I try to look at the access log for my snowslider and SwissMountainLeader websites from time to time to get an idea of what traffic I’m getting. I always look at the referrer logs, that’s where visitors arrive on the site using links on other websites, to see how much the sites are being talked about.

A couple of weeks ago I noticed visits from a domain called “livestrong.com”, which I’d never heard of, visiting a page on SwissMountainLeader about the flower butterbur. I was curious so I visited the site and found a very lightweight page with a couple of lines of text about butterbur in the context of a herbal remedy and one of my photographs at the bottom of the page. I was pretty unhappy about that,  my photographs are copyright using a Creative Commons license called Attribution-NonCommercial-NoDerivs 3.0 Unported. That’s a standard license and it means, for example, if you want to link to those images on Facebook to show your friends that’s perfectly fine, but if you’re going to use my images for anything that makes you money or is any kind of commercial activity then that’s not allowed. The difference is about whether the reuse of the images is what we call fair use or not.

As Livestrong.com were using my images in a commercial context then it wasn’t fair use and I don’t really want my material to be used to promote herbal remedies. Companies do this from time to time and I send them a note asking them to pay for the use of my images or remove them, it’s exceptionally rare that those companies don’t correct their error and remove the image.

But Livestrong.com made it clear they’d no intention at all of voluntarily removing the images. Their first response was to refer me to their terms and conditions which required me to make a lengthy formal complaint to their copyright agents (demandmedia). I thought this was outrageous, at no time had I accepted their terms and conditions nor could their unauthorised use of my work be deemed as my acceptance of their terms and conditions. Their later response was so very absurd and unreasonable I’ll just reproduce it here :

We pull our photos from Google images. If you do not want to have your photos indexed by Google, please use the link below to remove yourself from the indexing.

http://www.google.com/support/webmasters/bin/answer.py?hl=en&answer=35308

As Google, and other search engines make clear, the fact material is indexed by them doesn’t alter copyright and images in particular may be subject to copyright. I note that Livestrong.com are indexed by Google and make copyright statements on their site, statements that are misleading and incorrect as it’s not their content at all.

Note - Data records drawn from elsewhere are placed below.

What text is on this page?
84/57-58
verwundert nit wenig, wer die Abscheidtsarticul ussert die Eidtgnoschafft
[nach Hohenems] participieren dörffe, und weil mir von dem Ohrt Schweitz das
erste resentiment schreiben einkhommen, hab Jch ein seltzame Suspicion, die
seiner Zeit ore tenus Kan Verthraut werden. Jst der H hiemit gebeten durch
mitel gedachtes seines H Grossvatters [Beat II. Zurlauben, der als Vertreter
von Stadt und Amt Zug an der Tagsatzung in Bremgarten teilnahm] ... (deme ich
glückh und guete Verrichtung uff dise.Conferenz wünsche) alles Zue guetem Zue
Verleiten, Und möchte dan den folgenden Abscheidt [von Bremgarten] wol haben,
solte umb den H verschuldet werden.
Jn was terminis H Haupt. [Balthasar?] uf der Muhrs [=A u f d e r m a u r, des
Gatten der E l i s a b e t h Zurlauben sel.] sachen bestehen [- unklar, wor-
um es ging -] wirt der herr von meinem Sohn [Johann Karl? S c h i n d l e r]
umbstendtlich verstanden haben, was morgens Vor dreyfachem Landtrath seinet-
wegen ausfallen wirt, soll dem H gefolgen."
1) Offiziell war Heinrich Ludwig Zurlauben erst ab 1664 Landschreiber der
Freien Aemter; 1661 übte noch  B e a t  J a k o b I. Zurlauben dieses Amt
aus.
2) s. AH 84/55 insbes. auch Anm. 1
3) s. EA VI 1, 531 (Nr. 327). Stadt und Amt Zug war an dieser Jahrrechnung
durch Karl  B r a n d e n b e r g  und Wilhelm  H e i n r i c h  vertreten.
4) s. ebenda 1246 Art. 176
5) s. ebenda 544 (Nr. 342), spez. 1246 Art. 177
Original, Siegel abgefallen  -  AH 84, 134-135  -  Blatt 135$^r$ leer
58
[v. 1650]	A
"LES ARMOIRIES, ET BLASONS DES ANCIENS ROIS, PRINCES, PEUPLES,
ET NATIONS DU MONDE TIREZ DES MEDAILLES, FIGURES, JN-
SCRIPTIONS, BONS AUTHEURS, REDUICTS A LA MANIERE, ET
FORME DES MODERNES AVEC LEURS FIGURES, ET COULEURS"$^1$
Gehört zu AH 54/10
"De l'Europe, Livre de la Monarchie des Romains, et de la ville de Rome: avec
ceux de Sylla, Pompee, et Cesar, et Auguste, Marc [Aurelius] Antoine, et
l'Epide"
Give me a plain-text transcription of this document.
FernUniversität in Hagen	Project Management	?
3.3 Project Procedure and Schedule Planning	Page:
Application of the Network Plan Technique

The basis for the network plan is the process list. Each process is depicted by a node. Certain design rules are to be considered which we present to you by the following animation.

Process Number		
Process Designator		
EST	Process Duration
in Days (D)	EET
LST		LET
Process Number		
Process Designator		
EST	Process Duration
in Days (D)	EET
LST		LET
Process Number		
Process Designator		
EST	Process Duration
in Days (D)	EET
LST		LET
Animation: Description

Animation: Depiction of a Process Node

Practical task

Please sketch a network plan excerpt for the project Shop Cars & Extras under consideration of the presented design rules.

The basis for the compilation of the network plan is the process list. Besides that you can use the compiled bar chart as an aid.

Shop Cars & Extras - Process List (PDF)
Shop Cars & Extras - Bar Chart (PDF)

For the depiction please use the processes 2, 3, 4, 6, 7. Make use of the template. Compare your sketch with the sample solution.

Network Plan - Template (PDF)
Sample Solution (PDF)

Many further requests and complaints to them didn’t elicit any response at all. I’ve never personally encountered an attitude like this to image reuse, livestrong.com and demandmedia seem to acknowledge they were using my material but seem confident there’s little I can do about it and seem to view Google Images as being a library for material to build their websites.

In fact, it transpires that livestrong.com support staff aren’t really on the ball and they’re not using Google Images at all. I looked at their webpage and worked out what they’re doing.

For any given search term, for example “butterbur”, they take the top 5 or 10 images from a search using Bing Image Search, not Google, and just embed the thumbnails from Bing with links back to the sites the images were taken from. Those links are labelled as “nofollow” so they’re not rated by search engines to increase your own site authority. This explains why they didn’t just remove the image when I’d asked which had really puzzled me, I’d assumed it was a static page and even though they’d been using my image that there was some amount or research or original work but it turns out to be nothing more than a automated process.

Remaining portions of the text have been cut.